Les réalisateurs de La Petite sirène, Aladdin et Hercule nous transportent sur une île du Pacifique pour conter la quête d’une « anti-princesse Disney »…
MOANA
2016 – USA
Réalisé par Ron Clements, Don Hall et John Musker
Avec les voix de Auli’i Cravalho, Dwayne Johnson, Rachel House, Temuera Morrison, Jemaine Clement, Nicole Scherzinger, Alan Tudyk, Oscar Kightley
THEMA CONTES
Motivés par la seine rivalité qui s’est établie au milieu des années 2010 entre Disney et Pixar, deux vétérans du studio, John Musker et Ron Clements (La Petite Sirène, Aladdin, Hercule), se lancent dans un projet profondément personnel. Après l’abandon d’une adaptation du Disque-monde de Terry Pratchett, les duettistes décident de revenir à une idée originale, puisant dans les mythes polynésiens qui fascinent Musker depuis l’enfance. La découverte de l’histoire du demi-dieu Maui agit comme un déclic. Mais pour éviter toute vision caricaturale, les deux réalisateurs se lancent d’abord dans une étude approfondie sur le terrain. Leur voyage aux Fidji, à Tahiti et aux Samoa va se révéler crucial. Ils y appréhendent l’océan comme élément de la culture locale et lien entre les peuples. Ce sera le moteur de leur récit. Le projet s’enrichit avec l’arrivée du cinéaste néo-zélandais Taika Waititi au scénario, tandis que le rôle vocal de Maui est confié à Dwayne Johnson et celui de l’héroïne à la jeune révélation Auliʻi Cravalho. Techniquement, le film marque un tournant dans la mesure où Musker et Clements, jusqu’alors habitués à la 2D, adoptent ici l’image de synthèse en 3D. Ce médium désormais incontournable pour les longs-métrages d’animation Disney leur permettra de donner à l’océan toute la profondeur et le volume nécessaires. Après tout, n’est-ce pas l’un des personnages principaux du film ? Quelques touches traditionnelles subsisteront, notamment pour l’animation des tatouages de Maui.


Nous voilà transportés sur une île luxuriante du Pacifique. La jeune Vaiana y grandit entre deux voies contradictoires : celle de son peuple, qui l’encourage à devenir cheffe, et celle de l’océan, qui semble la choisir pour une destinée bien plus vaste. Depuis des générations, les habitants vivent repliés sur ce territoire insulaire, ignorant les traditions de navigation de leurs ancêtres. Mais lorsque la nature commence à dépérir (les récoltes échouent, les poissons disparaissent), Vaiana comprend qu’un déséquilibre plus profond menace le monde.
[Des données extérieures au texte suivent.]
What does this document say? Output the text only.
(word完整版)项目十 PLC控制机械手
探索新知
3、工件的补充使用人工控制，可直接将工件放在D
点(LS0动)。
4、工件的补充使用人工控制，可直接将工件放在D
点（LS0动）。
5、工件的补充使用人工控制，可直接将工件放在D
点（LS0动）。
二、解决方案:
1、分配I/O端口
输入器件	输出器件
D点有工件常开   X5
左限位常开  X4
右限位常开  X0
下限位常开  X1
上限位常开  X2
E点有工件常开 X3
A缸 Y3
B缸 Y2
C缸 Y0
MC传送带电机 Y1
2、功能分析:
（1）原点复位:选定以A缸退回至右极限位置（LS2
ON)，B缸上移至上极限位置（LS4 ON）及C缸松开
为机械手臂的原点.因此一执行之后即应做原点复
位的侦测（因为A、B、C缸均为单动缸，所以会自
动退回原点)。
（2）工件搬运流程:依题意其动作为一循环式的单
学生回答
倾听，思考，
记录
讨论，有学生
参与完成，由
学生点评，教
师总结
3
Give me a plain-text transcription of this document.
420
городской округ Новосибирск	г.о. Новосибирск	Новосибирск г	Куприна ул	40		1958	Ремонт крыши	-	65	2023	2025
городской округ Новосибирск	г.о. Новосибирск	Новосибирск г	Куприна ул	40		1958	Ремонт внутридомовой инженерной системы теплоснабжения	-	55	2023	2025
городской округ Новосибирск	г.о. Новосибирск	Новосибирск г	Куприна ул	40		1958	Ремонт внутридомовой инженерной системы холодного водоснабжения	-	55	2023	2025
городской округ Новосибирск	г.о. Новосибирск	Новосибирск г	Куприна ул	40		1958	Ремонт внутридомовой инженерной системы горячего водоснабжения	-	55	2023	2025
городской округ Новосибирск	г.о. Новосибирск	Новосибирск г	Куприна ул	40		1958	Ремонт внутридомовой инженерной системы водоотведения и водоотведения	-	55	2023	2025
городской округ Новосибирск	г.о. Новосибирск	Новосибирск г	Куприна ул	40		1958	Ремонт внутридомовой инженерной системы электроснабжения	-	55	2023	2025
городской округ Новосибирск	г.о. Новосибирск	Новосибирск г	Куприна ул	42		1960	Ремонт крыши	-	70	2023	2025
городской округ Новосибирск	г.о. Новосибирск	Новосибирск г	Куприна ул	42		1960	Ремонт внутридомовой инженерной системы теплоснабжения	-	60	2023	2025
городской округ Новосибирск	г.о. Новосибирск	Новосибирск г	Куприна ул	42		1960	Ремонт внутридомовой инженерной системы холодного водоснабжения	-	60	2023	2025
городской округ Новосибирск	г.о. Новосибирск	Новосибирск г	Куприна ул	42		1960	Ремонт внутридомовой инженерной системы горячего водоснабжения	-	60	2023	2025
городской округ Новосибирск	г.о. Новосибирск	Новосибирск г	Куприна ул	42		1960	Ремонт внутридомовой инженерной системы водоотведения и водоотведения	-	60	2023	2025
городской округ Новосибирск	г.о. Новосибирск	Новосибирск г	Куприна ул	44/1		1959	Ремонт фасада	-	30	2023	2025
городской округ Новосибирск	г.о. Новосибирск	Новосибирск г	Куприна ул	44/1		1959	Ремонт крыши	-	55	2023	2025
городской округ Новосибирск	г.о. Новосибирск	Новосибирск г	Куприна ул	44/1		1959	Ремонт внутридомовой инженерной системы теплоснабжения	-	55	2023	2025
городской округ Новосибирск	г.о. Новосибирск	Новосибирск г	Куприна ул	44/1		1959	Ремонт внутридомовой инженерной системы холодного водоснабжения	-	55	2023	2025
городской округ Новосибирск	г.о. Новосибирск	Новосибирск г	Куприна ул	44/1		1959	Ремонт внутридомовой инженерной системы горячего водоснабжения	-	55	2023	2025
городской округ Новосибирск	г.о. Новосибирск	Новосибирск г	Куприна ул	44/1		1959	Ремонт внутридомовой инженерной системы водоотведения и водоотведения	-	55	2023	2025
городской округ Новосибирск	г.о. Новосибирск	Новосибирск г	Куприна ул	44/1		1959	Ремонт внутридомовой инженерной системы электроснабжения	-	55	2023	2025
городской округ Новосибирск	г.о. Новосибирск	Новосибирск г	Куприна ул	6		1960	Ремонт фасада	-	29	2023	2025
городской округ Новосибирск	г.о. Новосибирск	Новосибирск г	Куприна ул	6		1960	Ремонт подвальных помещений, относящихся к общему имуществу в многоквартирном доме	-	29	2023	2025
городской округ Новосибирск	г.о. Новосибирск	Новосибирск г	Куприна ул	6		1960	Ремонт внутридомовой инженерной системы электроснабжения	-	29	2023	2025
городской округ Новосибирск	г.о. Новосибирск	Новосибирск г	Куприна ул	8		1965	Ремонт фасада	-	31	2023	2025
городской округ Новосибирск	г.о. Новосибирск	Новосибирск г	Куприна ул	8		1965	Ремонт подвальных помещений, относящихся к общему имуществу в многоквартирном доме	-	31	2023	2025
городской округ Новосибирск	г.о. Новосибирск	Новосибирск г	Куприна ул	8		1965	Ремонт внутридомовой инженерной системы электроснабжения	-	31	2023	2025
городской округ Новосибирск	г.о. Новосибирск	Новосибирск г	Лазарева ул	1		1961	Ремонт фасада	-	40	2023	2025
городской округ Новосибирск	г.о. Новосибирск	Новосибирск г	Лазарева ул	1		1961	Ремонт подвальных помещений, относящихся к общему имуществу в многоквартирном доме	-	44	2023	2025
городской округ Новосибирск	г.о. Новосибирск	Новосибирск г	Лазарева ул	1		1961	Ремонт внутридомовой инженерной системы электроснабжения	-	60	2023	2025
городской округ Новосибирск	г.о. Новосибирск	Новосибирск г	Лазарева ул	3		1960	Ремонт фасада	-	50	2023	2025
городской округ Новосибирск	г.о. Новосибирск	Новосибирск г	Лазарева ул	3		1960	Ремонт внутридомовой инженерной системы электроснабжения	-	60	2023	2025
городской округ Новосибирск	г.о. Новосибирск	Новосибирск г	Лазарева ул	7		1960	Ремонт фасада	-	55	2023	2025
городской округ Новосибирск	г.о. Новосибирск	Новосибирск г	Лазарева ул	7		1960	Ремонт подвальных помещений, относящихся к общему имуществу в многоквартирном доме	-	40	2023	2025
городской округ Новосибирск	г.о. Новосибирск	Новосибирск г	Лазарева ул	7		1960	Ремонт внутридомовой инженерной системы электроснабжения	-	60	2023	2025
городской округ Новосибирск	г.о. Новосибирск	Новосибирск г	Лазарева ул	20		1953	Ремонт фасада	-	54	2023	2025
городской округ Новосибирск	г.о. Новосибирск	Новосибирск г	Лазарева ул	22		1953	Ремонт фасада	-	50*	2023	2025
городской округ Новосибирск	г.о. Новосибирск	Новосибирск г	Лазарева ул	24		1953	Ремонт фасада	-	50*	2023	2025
Guidée par le Grand Bleu lui-même, elle quitte alors son île pour retrouver Maui, demi-dieu autrefois glorieux mais désormais déchu. Celui-ci a volé le cœur de Te Fiti, une entité créatrice, provoquant la propagation d’une malédiction qui consume les terres. D’abord réticent et égocentrique, Maui accepte d’aider Vaiana à contrecœur, espérant récupérer son hameçon magique et retrouver sa puissance. Leur voyage va dès lors les confronter à des créatures mythologiques, des tempêtes déchaînées et leurs propres failles…
L’appel de la nature
Le film s’éloigne donc du schéma romantique traditionnel hérité des « classiques » Disney pour proposer une héroïne autonome, dont la quête est avant tout identitaire. Vaiana n’est pas définie par une relation amoureuse, mais par son lien avec son peuple et avec la nature. Au fil de ce voyage initiatique, elle comprendra que son véritable défi n’est pas de vaincre un monstre mais de restaurer un équilibre brisé, d’embrasser pleinement son identité et de réconcilier son peuple avec son héritage maritime. Plusieurs séquences fortes rythment l’aventure, comme la première traversée en solitaire de Vaiana, la découverte du royaume des monstres ou encore l’affrontement final avec Te Kā. On peut certes reprocher au film une certaine simplicité dans sa narration, accompagné par son lot réglementaire de chansons, mais cette relative prévisibilité est compensée par la richesse culturelle du récit. La sincérité manifeste du propos permet quant à elle d’opposer des arguments de poids aux esprits chagrins qui seront prompts à accuser Clements et Musker de réappropriation culturelle. Bref, Vaiana aurait tendance à s’inscrire parmi les belles réussites de l’ère digitale du studio Disney, dans la foulée du triomphe de La Reine des neiges. Une suite incontournable et un remake live inévitable seront d’ailleurs produits dans la foulée, pour capitaliser au mieux sur son succès et sa popularité.